New Wave of Machine Safety

Wednesday, November 3, 2010 @ 01:11 PM gHale

By Gregory Hale
The days of simply shutting down a process in the name of safety is quickly going the way of the fax machine. Yes, you need to be able to do it, but there are better more productive ways.
“We need to be able to keep people safe and also improve productivity,” said Dan Hornbeck, manager safety business development in the Automation Control and Information Group at Rockwell Automation during Automation Fair Wednesday.
“Manufacturers ask, ‘how do I conform to global standards? How do I protect my people and how do I make a competitive machine anywhere in the world?’ “Hornbeck said.

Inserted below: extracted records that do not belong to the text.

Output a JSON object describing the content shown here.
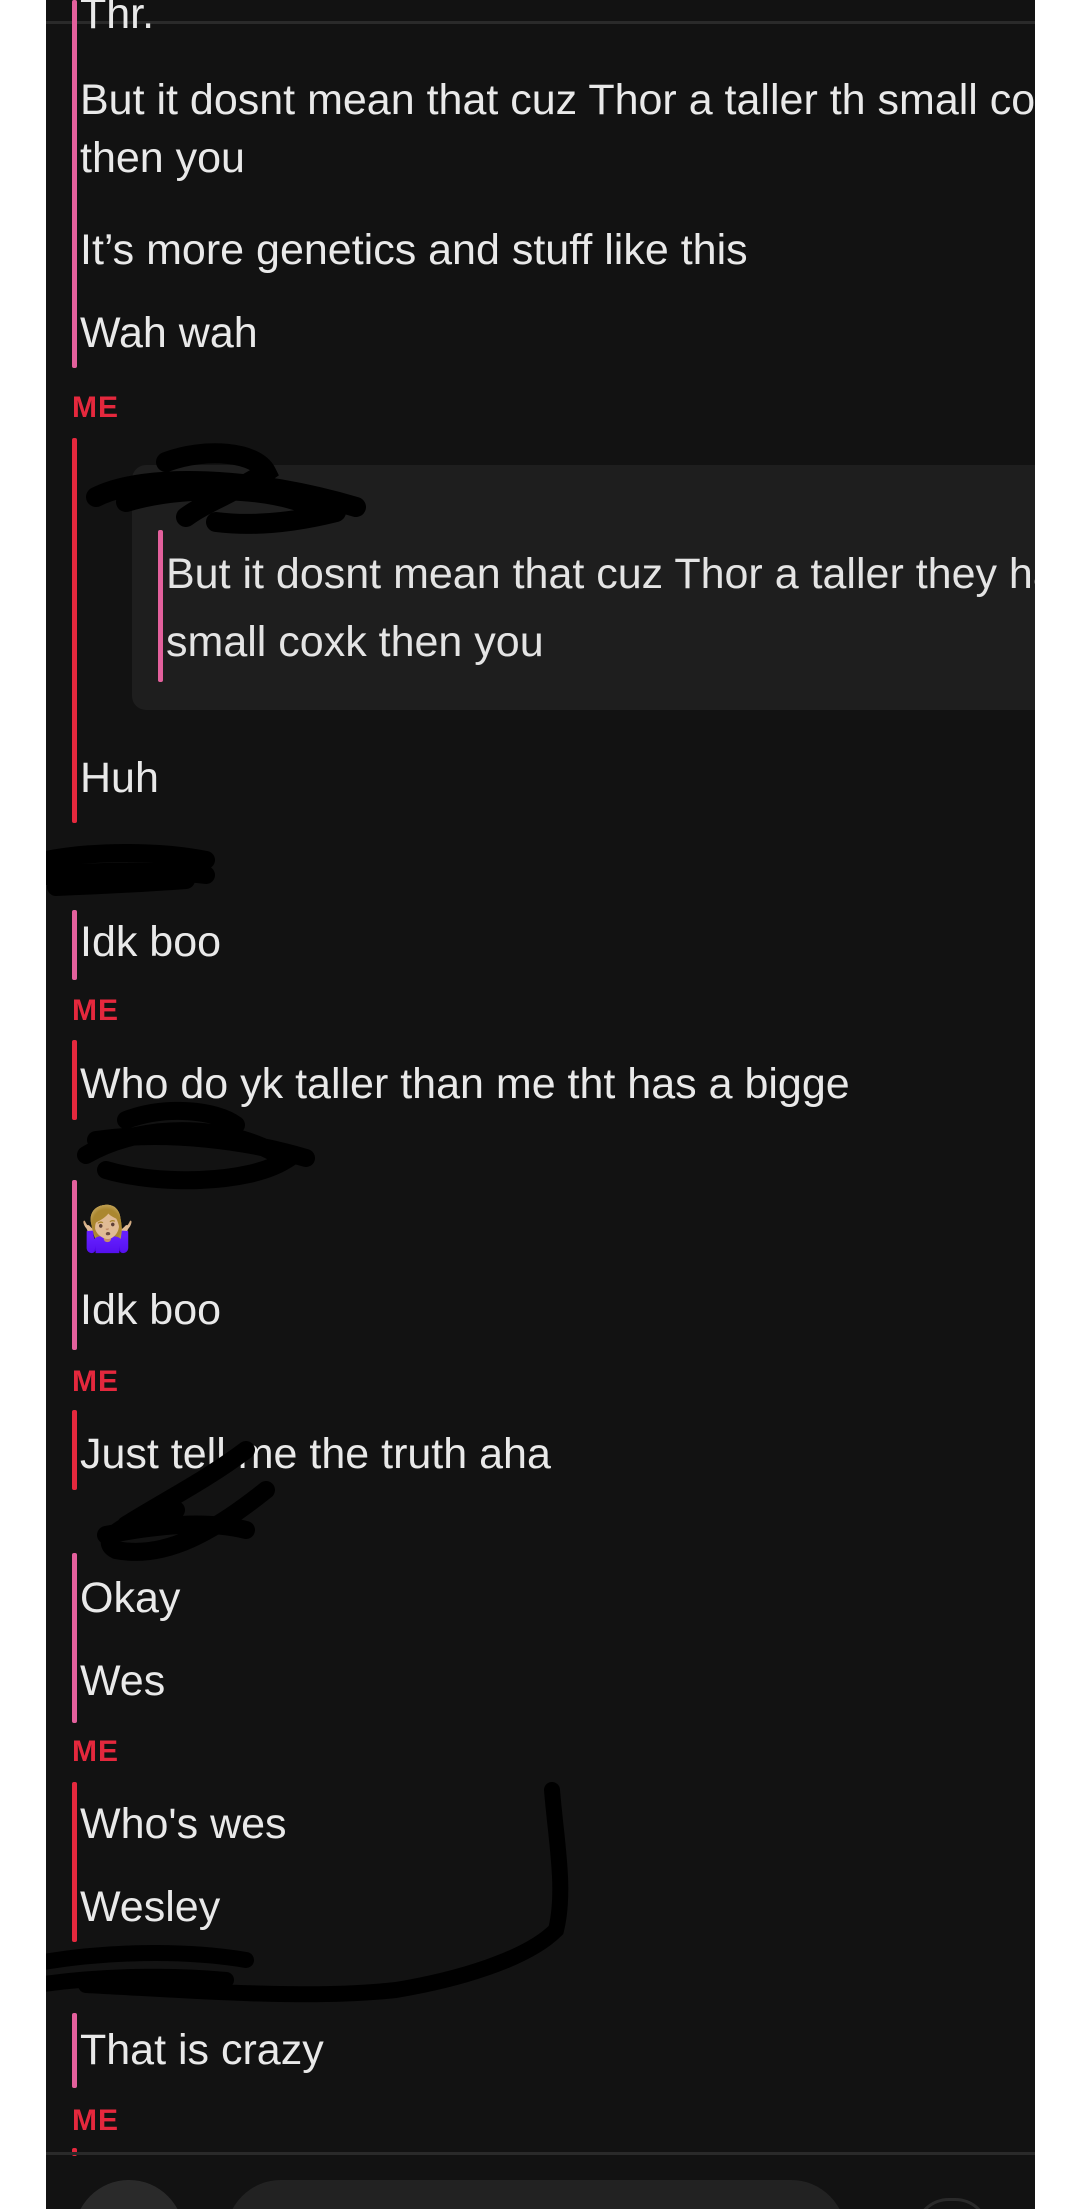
{
  "conversation": {
    "top_partial": "Thr.",
    "partner_group_1": [
      "But it dosnt mean that cuz Thor a taller th small coxk then you",
      "It’s more genetics and stuff like this",
      "Wah wah"
    ],
    "me_label": "ME",
    "reply_quote_text": "But it dosnt mean that cuz Thor a taller they have small coxk then you",
    "me_msg_1": "Huh",
    "partner_msg_2": "Idk boo",
    "me_msg_2": "Who do yk taller than me tht has a bigge",
    "partner_emoji": "🤷🏼‍♀️",
    "partner_msg_3": "Idk boo",
    "me_msg_3": "Just tell me the truth aha",
    "partner_group_4": [
      "Okay",
      "Wes"
    ],
    "me_group_4": [
      "Who's wes",
      "Wesley"
    ],
    "partner_msg_5": "That is crazy"
  },
  "colors": {
    "background": "#121212",
    "partner_accent": "#e3609c",
    "me_accent": "#e5283d",
    "text": "#e9e9e9"
  }
}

“We are getting away from the thinking of safety is shutting down a machine, but something that keeps machines up and productive,” he said. “New technologies can improve efficiencies. You also want to provide a system that is secure. If it is not secure, it is not safe.”
The costs and energy usage involving shutting down systems, can be high, so Hornbeck said users want to ensure a safe operating environment, but at the same time reduce costs and energy usage.
“Putting machines in a safe state and not shutting it down completely and then having to start it back up again to start producing product is much more efficient,” Hornbeck said.
Safe motion capability is being able to detect an upset and then determining if the machine should stop, slow down or even speed up. The old motion safety was to completely shut down the system, Hornbeck said.
“With safe speed you can remain powered up, but running in a safe speed, either slow or just the machine running in an idled state,” he said.
Again, Hornbeck said, it is all about keeping workers safe and increasing productivity. End users want to know, “how do I implement a safe system for my employees, but also produce more parts.”
“We have seen situations where (users) were under pressure to produce more product and safety become an afterthought and it ends up not being safe,” Hornbeck said.
When it comes to safety, Hornbeck repeated a constant theme from Rockwell, “if you don’t have a secure systems, you don’t have a safe system.”
Security, he said, sometimes brings in the element of fear for manufacturers. Sometimes what you don’t know can cause a certain level of anxiety and trepidation.
“People should not be afraid,” Hornbeck said. “They should be informed and educated.”